La condition subjective de l’obligation est la liberté de l’agent. Un être non libre peut être contraint, il ne saurait être obligé. La liberté n’est pas seulement nécessaire au devoir, elle fonde encore la responsabilité. Pas plus qu’aucun philosophe moderne, M. de Hartmann ne conteste ces prémisses ; toute la difficulté est de savoir en quoi consiste cette liberté que réclame la morale. On sait que c’est le problème le plus épineux de toute l’éthique et probablement de la philosophie tout entière ; des volumes ont été accumulés sur la matière, et la solution définitive n’est pas près d’être donnée. M. de Hartmann croit que son analyse répond à toutes les exigences[1]. Voyons s’il en est ainsi.

Comme son maître Schopenhauer (dans le petit Essai sur le libre arbitre), Hartmann voit dans la liberté un concept purement négatif, l’absence de contrainte. Les termes positifs employés çà et là ne doivent pas faire illusion à cet égard ; nous verrons que les mots empire sur soi-même, renoncement, etc., ne sont pour lui que des expressions commodes, qu’il définit invariablement par des périphrases négatives. Cette conception négative de la liberté se vérifie dans tous les domaines où la liberté joue un rôle : politique, religion, esthétique. Il s’agit ici de l’appliquer à la liberté morale et de rechercher quelle est la sorte de contrainte dont l’absence constitue cette liberté.
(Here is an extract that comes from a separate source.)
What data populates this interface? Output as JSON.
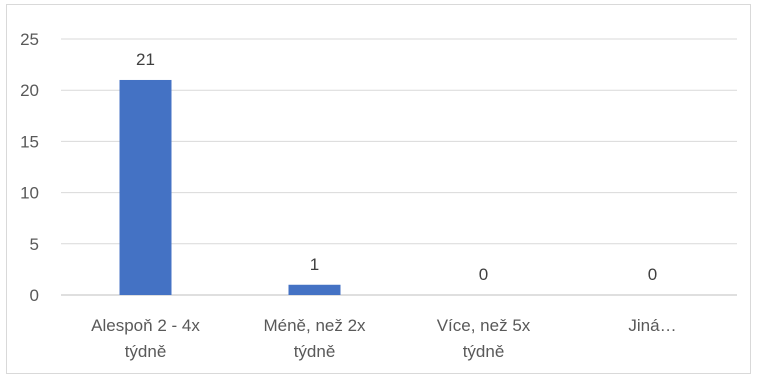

Pour M. de Hartmann, la réponse est complexe : il y a plusieurs sortes de déterminisme qui sont incompatibles avec les exigences de la morale, et il les énumère dans l’ordre suivant :

La possession démoniaque. — La première condition de l’imputabilité est que ce soit bien moi qui agisse et non un démon en moi. Cette condition constitue l’activité propre de l’individu.

Les désordres pathologiques qui troublent le processus physio-

  1. « Le concept de la liberté, nous écrit-il, n’est pas un de ceux dont je « crois devoir reprendre l’étude théorique dans une Éthique individuelle. »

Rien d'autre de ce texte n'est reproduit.